牧野淳司さんの「唱導の場から生まれた和歌ー『古今和歌集』の安倍清行と小野小町の贈答をめぐってー」(明大「古代学研究所紀要」32号)を読みました。古今集恋部556・557蕃歌は、「下出雲寺で法事をした日に導師真静が言ったことを詠んで小野小町に贈った」との詞書のある安倍清行と小野小町の贈答歌です。つまり清行はその日の法事での導師の言を織り込んで小町を口説く歌を作って贈り、小町はそれに返歌をしたのです。

清行は、法華経の「以無価宝珠繋其衣裏」を踏まえ、故人を偲んで涙が止まらない、と歌い、小町は貴方の涙は未だ浅い、私は激流のように泣いています、と返したと解釈されてきましたが、牧野さんは、法事での導師の言を詠んだのだから、仏に逢えない悲しみ、愚かさを歌っていると解釈すべきだとしました。

先行研究や最近の評論を引き、広く万葉集や唱導資料を参照して述べていますが、もっと整理して分かりやすく述べることができたのではないかと思います。延々と聞き手や読者の関心を引っ張りながら述べる話法は、倣わないで欲しい。仏教用語やその思想が和歌にも食い込み、時代と共に新たな表現を生み出して行ったとの主張には同感ですが、当時の知識人の精神生活を想像すると、思考にも表現方法にも、大和言葉に漢文体と漢語・仏法思想及び仏語・歌語や本意が溶解し、それぞれ相応の局面で衝き上げてくる状態であり、彼らは違和感なくそういう混融の中で生きていたのではないでしょうか。

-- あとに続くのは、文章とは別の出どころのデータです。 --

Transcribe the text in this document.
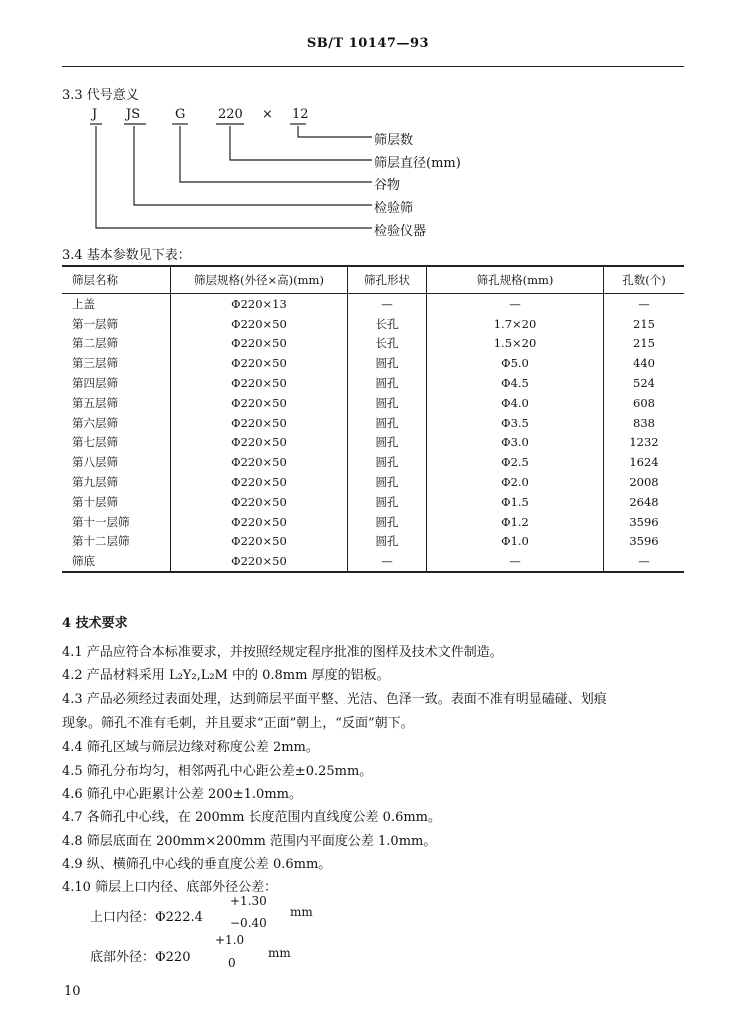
SB/T 10147—93
3.3 代号意义
J JS	G	220 × 12
筛层数
筛层直径(mm)
谷物
检验筛
检验仪器
3.4 基本参数见下表：
筛层名称	筛层规格(外径×高)(mm)	筛孔形状	筛孔规格(mm)	孔数(个)
上盖	Φ220×13	—	—	—
第一层筛	Φ220×50	长孔	1.7×20	215
第二层筛	Φ220×50	长孔	1.5×20	215
第三层筛	Φ220×50	圆孔	Φ5.0	440
第四层筛	Φ220×50	圆孔	Φ4.5	524
第五层筛	Φ220×50	圆孔	Φ4.0	608
第六层筛	Φ220×50	圆孔	Φ3.5	838
第七层筛	Φ220×50	圆孔	Φ3.0	1232
第八层筛	Φ220×50	圆孔	Φ2.5	1624
第九层筛	Φ220×50	圆孔	Φ2.0	2008
第十层筛	Φ220×50	圆孔	Φ1.5	2648
第十一层筛	Φ220×50	圆孔	Φ1.2	3596
第十二层筛	Φ220×50	圆孔	Φ1.0	3596
筛底	Φ220×50	—	—	—
4 技术要求
4.1 产品应符合本标准要求，并按照经规定程序批准的图样及技术文件制造。
4.2 产品材料采用 L₂Y₂,L₂M 中的 0.8mm 厚度的铝板。
4.3 产品必须经过表面处理，达到筛层平面平整、光洁、色泽一致。表面不准有明显磕碰、划痕
现象。筛孔不准有毛刺，并且要求“正面”朝上，“反面”朝下。
4.4 筛孔区域与筛层边缘对称度公差 2mm。
4.5 筛孔分布均匀，相邻两孔中心距公差±0.25mm。
4.6 筛孔中心距累计公差 200±1.0mm。
4.7 各筛孔中心线，在 200mm 长度范围内直线度公差 0.6mm。
4.8 筛层底面在 200mm×200mm 范围内平面度公差 1.0mm。
4.9 纵、横筛孔中心线的垂直度公差 0.6mm。
4.10 筛层上口内径、底部外径公差：
上口内径：Φ222.4
+1.30
−0.40
mm
底部外径：Φ220
+1.0
0
mm
10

仏教(への憧憬)が恋愛感情と親近性を持ち、小町がその両面の象徴的存在であったことが改めて想起されます。ただこの贈答は古今集では恋部に置かれているわけで、私はふと、清行は、法事で貴女に会えると思っていたのに来ませんでしたね、と小町に軽く恨み言を言ったのではなかったかしら、と思ったりするのです。